Videla
made the news again this week, as a federal court in Buenos
Aires sentenced him to 50 years in prison for plotting the theft of babies
from political prisoners and their subsequent “adoption” by supporters of the coup.
The events in question took place at the Escuela
Mecánica de la Armada (pictured above), the naval engineering school that was one of the regime’s
most notorious detention and torture sites. It is now a museum, open to the
public, where visitors can see the cell where pregnant detainees gave birth to
children most of them never saw again.
The exact date when the novel takes place is unclear, but
the title character Perla, a young woman in suburban Buenos Aires, has a
surprise guest – a sopping wet young man who can only nourish himself with
water - while her Argentine family (a naval officer and his wife) are on
vacation in Punta del
Este (Uruguay). As happens,
Perla’s parents (whom she is due to join across the River Plate) were
directly involved in the trafficking of Dirty War babies. In the tradition of magical realism, as the
ghostly figure’s presence becomes more tangible – it’s also worth noting the naval “death
flight” pilot Adolfo
Scilingo is a family friend – Perla has to confront truths she’d rather
avoid. Just as Argentina has had to confront figures like Videla, who is
already serving a lengthy prison sentence for other Dirty War crimes.

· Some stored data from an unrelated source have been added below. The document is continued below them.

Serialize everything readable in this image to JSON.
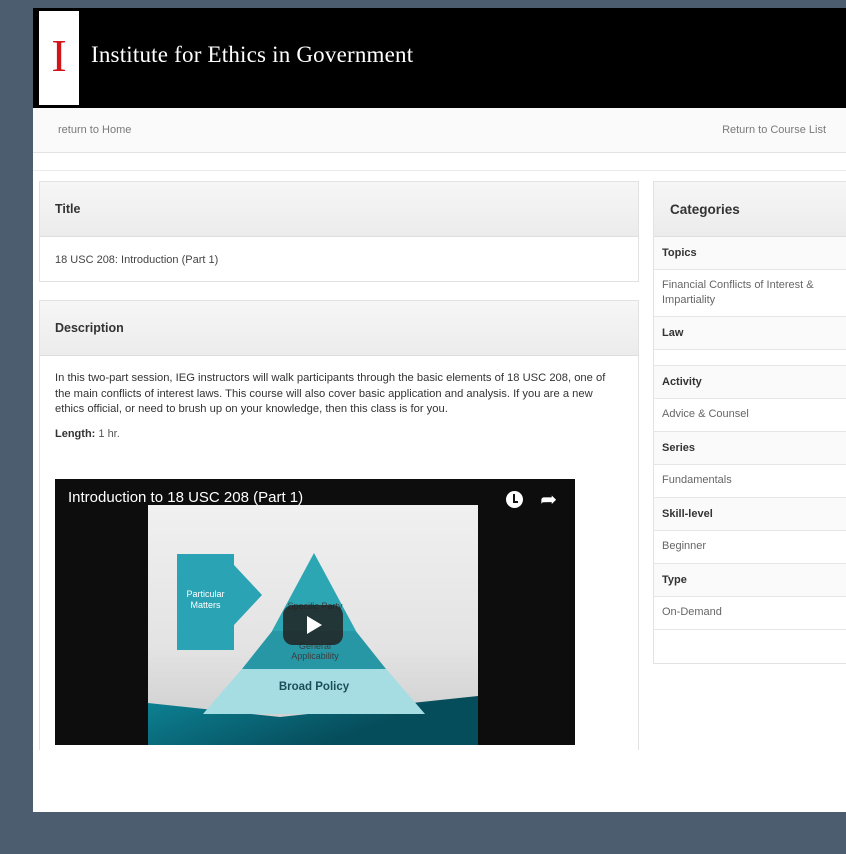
{
  "site": {
    "logo_letter": "I",
    "title": "Institute for Ethics in Government"
  },
  "nav": {
    "home_link": "return to Home",
    "course_list_link": "Return to Course List"
  },
  "title_panel": {
    "heading": "Title",
    "value": "18 USC 208: Introduction (Part 1)"
  },
  "description_panel": {
    "heading": "Description",
    "text": "In this two-part session, IEG instructors will walk participants through the basic elements of 18 USC 208, one of the main conflicts of interest laws. This course will also cover basic application and analysis. If you are a new ethics official, or need to brush up on your knowledge, then this class is for you.",
    "length_label": "Length:",
    "length_value": "1 hr."
  },
  "video": {
    "title": "Introduction to 18 USC 208 (Part 1)",
    "slide": {
      "box_label": "Particular Matters",
      "top_label": "Specific Party",
      "mid_label": "General Applicability",
      "base_label": "Broad Policy"
    }
  },
  "categories": {
    "heading": "Categories",
    "groups": [
      {
        "label": "Topics",
        "value": "Financial Conflicts of Interest & Impartiality"
      },
      {
        "label": "Law",
        "value": ""
      },
      {
        "label": "Activity",
        "value": "Advice & Counsel"
      },
      {
        "label": "Series",
        "value": "Fundamentals"
      },
      {
        "label": "Skill-level",
        "value": "Beginner"
      },
      {
        "label": "Type",
        "value": "On-Demand"
      }
    ]
  },
  "colors": {
    "background": "#4b5d6e",
    "brand_bar": "#000000",
    "logo_red": "#d0161b",
    "slide_teal": "#2aa3b5"
  }
}
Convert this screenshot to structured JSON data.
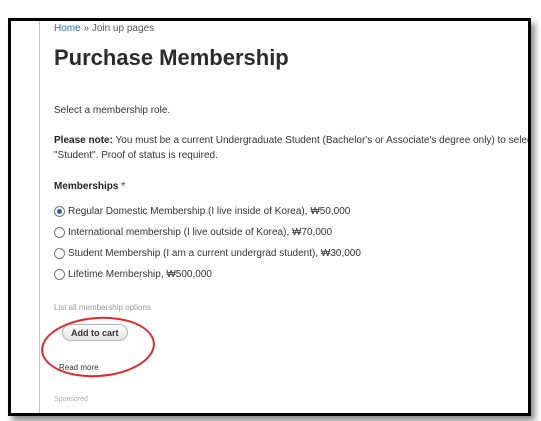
{
  "breadcrumb": {
    "home": "Home",
    "separator": " » ",
    "current": "Join up pages"
  },
  "page_title": "Purchase Membership",
  "intro_text": "Select a membership role.",
  "note": {
    "label": "Please note:",
    "text": " You must be a current Undergraduate Student (Bachelor's or Associate's degree only) to select \"Student\".  Proof of status is required."
  },
  "memberships": {
    "label": "Memberships",
    "required_marker": "*",
    "selected_index": 0,
    "options": [
      {
        "label": "Regular Domestic Membership (I live inside of Korea), ₩50,000"
      },
      {
        "label": "International membership (I live outside of Korea), ₩70,000"
      },
      {
        "label": "Student Membership (I am a current undergrad student), ₩30,000"
      },
      {
        "label": "Lifetime Membership, ₩500,000"
      }
    ],
    "list_link": "List all membership options"
  },
  "add_to_cart_label": "Add to cart",
  "read_more": "Read more",
  "sponsored": "Sponsored",
  "colors": {
    "link": "#2a6db5",
    "required": "#e03a3a",
    "highlight_circle": "#e2262b"
  }
}
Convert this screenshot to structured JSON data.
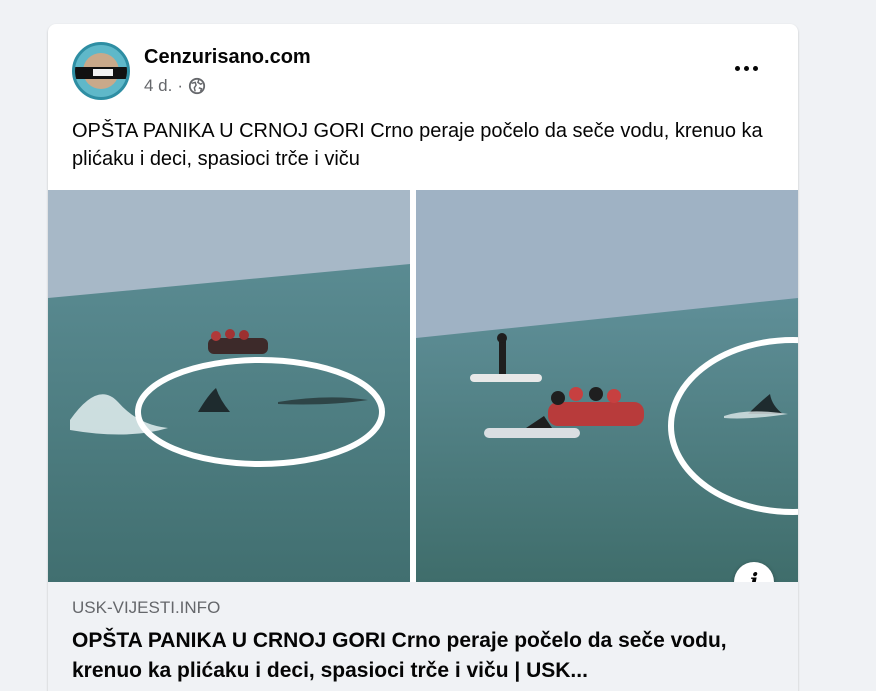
{
  "post": {
    "page_name": "Cenzurisano.com",
    "time": "4 d.",
    "separator": "·",
    "privacy_icon": "globe-icon",
    "more_icon": "more-horizontal-icon",
    "text": "OPŠTA PANIKA U CRNOJ GORI Crno peraje počelo da seče vodu, krenuo ka plićaku i deci, spasioci trče i viču"
  },
  "link_preview": {
    "info_icon": "info-icon",
    "info_glyph": "i",
    "domain": "USK-VIJESTI.INFO",
    "title": "OPŠTA PANIKA U CRNOJ GORI Crno peraje počelo da seče vodu, krenuo ka plićaku i deci, spasioci trče i viču | USK..."
  },
  "colors": {
    "background": "#f0f2f5",
    "card": "#ffffff",
    "primary_text": "#050505",
    "secondary_text": "#65676b",
    "sea": "#4f7f86",
    "sky": "#9fb2c4"
  }
}
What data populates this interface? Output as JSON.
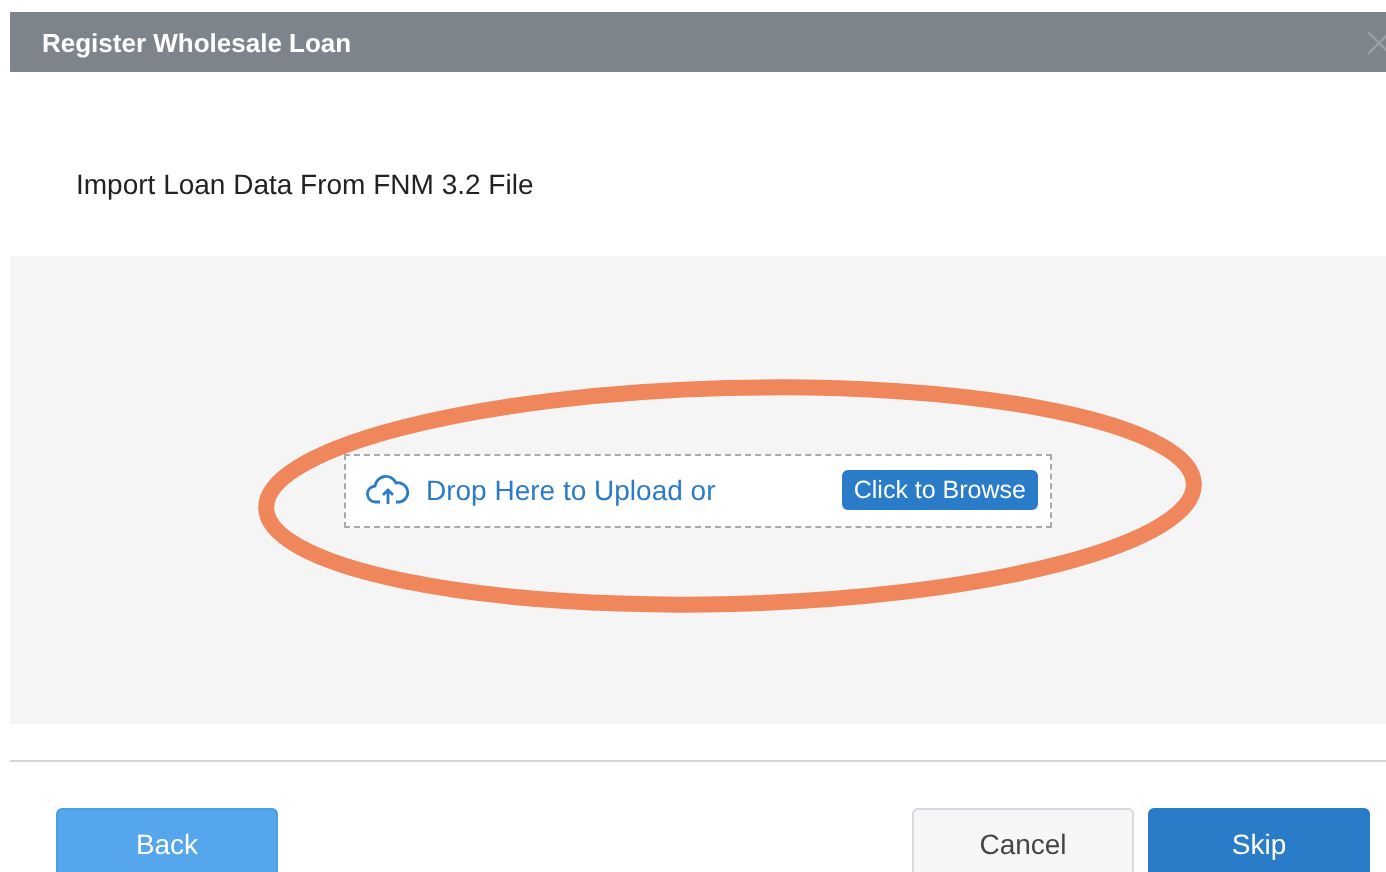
{
  "window": {
    "title": "Register Wholesale Loan"
  },
  "heading": "Import Loan Data From FNM 3.2 File",
  "dropzone": {
    "text": "Drop Here to Upload or",
    "browse_button": "Click to Browse",
    "highlighted": true
  },
  "buttons": [
    {
      "label": "Back",
      "kind": "secondary"
    },
    {
      "label": "Cancel",
      "kind": "plain"
    },
    {
      "label": "Skip",
      "kind": "primary"
    }
  ]
}
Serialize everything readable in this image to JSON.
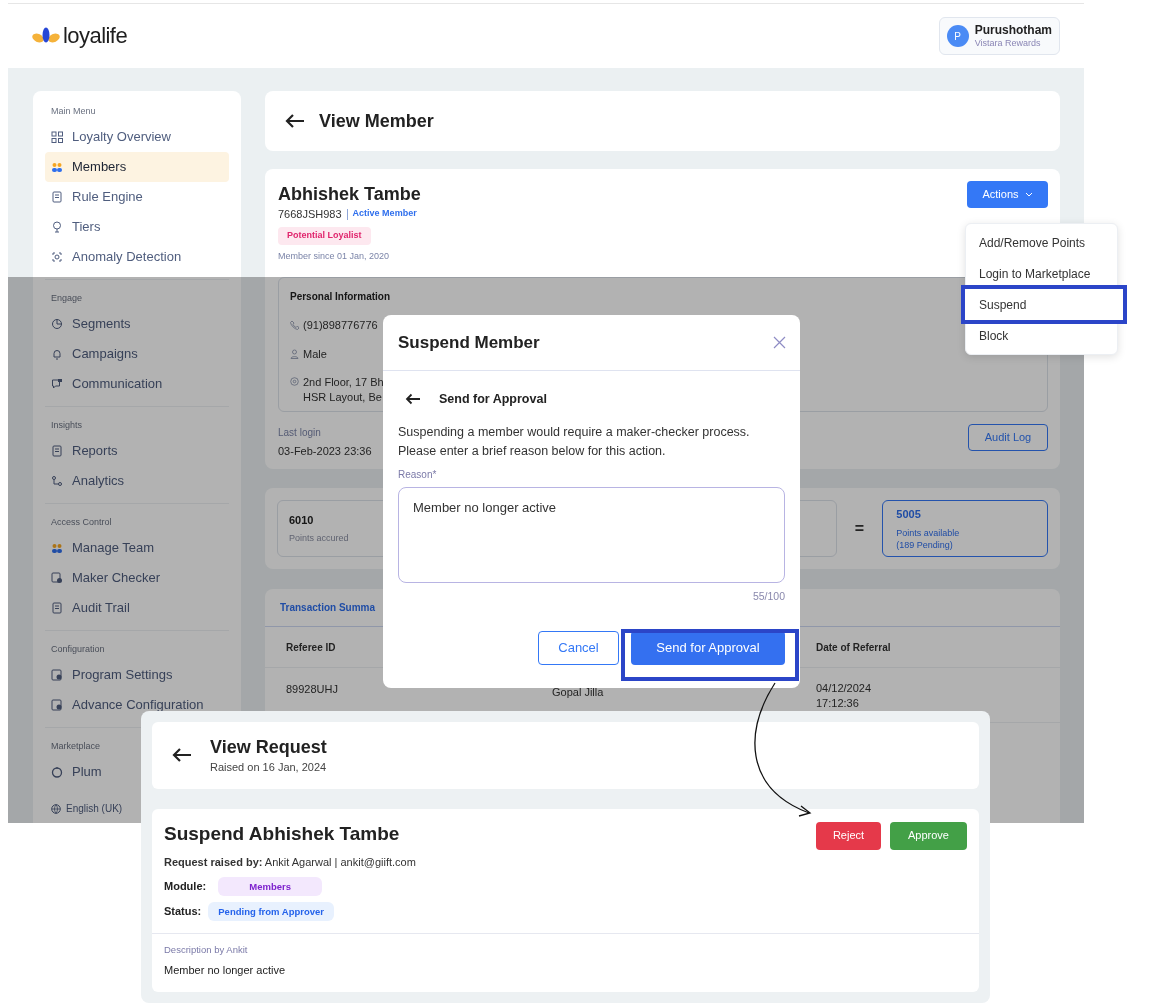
{
  "header": {
    "logo_text": "loyalife",
    "user": {
      "initial": "P",
      "name": "Purushotham",
      "subtitle": "Vistara Rewards"
    }
  },
  "sidebar": {
    "sections": [
      {
        "title": "Main Menu",
        "items": [
          {
            "label": "Loyalty Overview",
            "selected": false
          },
          {
            "label": "Members",
            "selected": true
          },
          {
            "label": "Rule Engine",
            "selected": false
          },
          {
            "label": "Tiers",
            "selected": false
          },
          {
            "label": "Anomaly Detection",
            "selected": false
          }
        ]
      },
      {
        "title": "Engage",
        "items": [
          {
            "label": "Segments",
            "selected": false
          },
          {
            "label": "Campaigns",
            "selected": false
          },
          {
            "label": "Communication",
            "selected": false
          }
        ]
      },
      {
        "title": "Insights",
        "items": [
          {
            "label": "Reports",
            "selected": false
          },
          {
            "label": "Analytics",
            "selected": false
          }
        ]
      },
      {
        "title": "Access Control",
        "items": [
          {
            "label": "Manage Team",
            "selected": false
          },
          {
            "label": "Maker Checker",
            "selected": false
          },
          {
            "label": "Audit Trail",
            "selected": false
          }
        ]
      },
      {
        "title": "Configuration",
        "items": [
          {
            "label": "Program Settings",
            "selected": false
          },
          {
            "label": "Advance Configuration",
            "selected": false
          }
        ]
      },
      {
        "title": "Marketplace",
        "items": [
          {
            "label": "Plum",
            "selected": false
          }
        ]
      }
    ],
    "language": "English (UK)"
  },
  "page_header": {
    "title": "View Member"
  },
  "member": {
    "name": "Abhishek Tambe",
    "id": "7668JSH983",
    "status": "Active Member",
    "segment": "Potential Loyalist",
    "since": "Member since 01 Jan, 2020",
    "actions_button": "Actions",
    "personal_info": {
      "title": "Personal Information",
      "phone": "(91)898776776",
      "gender": "Male",
      "address_lines": [
        "2nd Floor, 17 Bh",
        "HSR Layout, Be"
      ]
    },
    "last_login_label": "Last login",
    "last_login": "03-Feb-2023 23:36",
    "audit_button": "Audit Log"
  },
  "points": {
    "accrued": {
      "value": "6010",
      "label": "Points accured"
    },
    "operator": "=",
    "available": {
      "value": "5005",
      "label_lines": [
        "Points available",
        "(189 Pending)"
      ]
    }
  },
  "transactions": {
    "tab": "Transaction Summa",
    "columns": [
      "Referee ID",
      "Date of Referral"
    ],
    "rows": [
      {
        "referee_id": "89928UHJ",
        "column_2": "Gopal Jilla",
        "date": "04/12/2024",
        "time": "17:12:36"
      }
    ]
  },
  "actions_menu": {
    "items": [
      {
        "label": "Add/Remove Points",
        "highlighted": false
      },
      {
        "label": "Login to Marketplace",
        "highlighted": false
      },
      {
        "label": "Suspend",
        "highlighted": true
      },
      {
        "label": "Block",
        "highlighted": false
      }
    ]
  },
  "modal": {
    "title": "Suspend Member",
    "subtitle": "Send for Approval",
    "message": "Suspending a member would require a maker-checker process. Please enter a brief reason below for this action.",
    "reason_label": "Reason*",
    "reason_value": "Member no longer active",
    "counter": "55/100",
    "cancel_button": "Cancel",
    "submit_button": {
      "label": "Send for Approval",
      "highlighted": true
    }
  },
  "request": {
    "title": "View Request",
    "raised_on": "Raised on 16 Jan, 2024",
    "heading": "Suspend Abhishek Tambe",
    "raised_by": "**Request raised by:** Ankit Agarwal | ankit@giift.com",
    "module_label": "Module:",
    "module": "Members",
    "status_label": "Status:",
    "status": "Pending from Approver",
    "reject_button": "Reject",
    "approve_button": "Approve",
    "description_label": "Description by Ankit",
    "description": "Member no longer active"
  }
}
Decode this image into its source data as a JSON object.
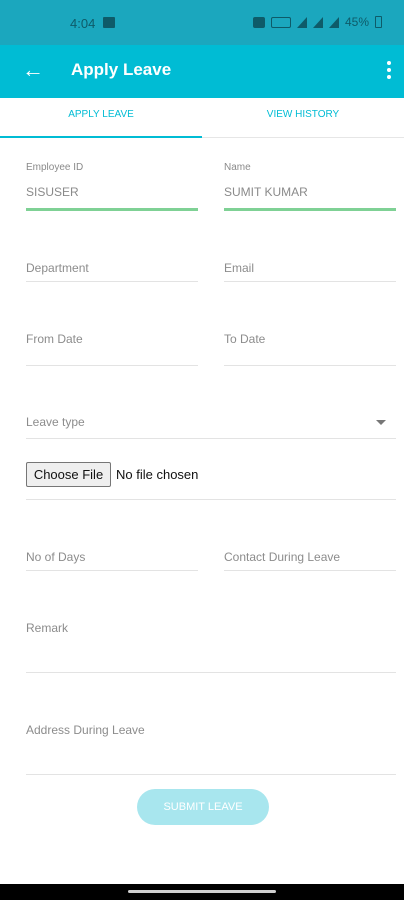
{
  "status_bar": {
    "time": "4:04",
    "battery": "45%",
    "icons": [
      "image-icon",
      "headphones-icon",
      "sim-icon",
      "wifi-icon",
      "signal-icon",
      "signal-icon",
      "battery-icon"
    ]
  },
  "app_bar": {
    "title": "Apply Leave",
    "back_icon": "arrow-left-icon",
    "menu_icon": "more-vertical-icon"
  },
  "tabs": {
    "apply_leave": "APPLY LEAVE",
    "view_history": "VIEW HISTORY",
    "active": "apply_leave"
  },
  "form": {
    "employee_id": {
      "label": "Employee ID",
      "value": "SISUSER"
    },
    "name": {
      "label": "Name",
      "value": "SUMIT KUMAR"
    },
    "department": {
      "placeholder": "Department"
    },
    "email": {
      "placeholder": "Email"
    },
    "from_date": {
      "placeholder": "From Date"
    },
    "to_date": {
      "placeholder": "To Date"
    },
    "leave_type": {
      "placeholder": "Leave type"
    },
    "file": {
      "button_label": "Choose File",
      "status": "No file chosen"
    },
    "no_of_days": {
      "placeholder": "No of Days"
    },
    "contact_during_leave": {
      "placeholder": "Contact During Leave"
    },
    "remark": {
      "placeholder": "Remark"
    },
    "address_during_leave": {
      "placeholder": "Address During Leave"
    }
  },
  "submit": {
    "label": "SUBMIT LEAVE"
  },
  "colors": {
    "primary": "#00bcd4",
    "status_bar": "#1ba7be",
    "valid_underline": "#7fd195",
    "submit_disabled": "#a8e6ee"
  }
}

Argentina has dealt with this theme cinematically, in the
Oscar-winning film The
Official Story (1985), and in many non-fiction books, but Perla appears to
be the first to grapple with it in fiction. One of the book’s protagonists is
Perla’s crusading journalist boyfriend, to whom she eventually returns when the
issue of her origins becomes too difficult to face alone. In the end, De
Robertis, who hails from Uruguay via Europe, has written an absorbing novel, in elegant language, that leaves an enduring impression on the reader.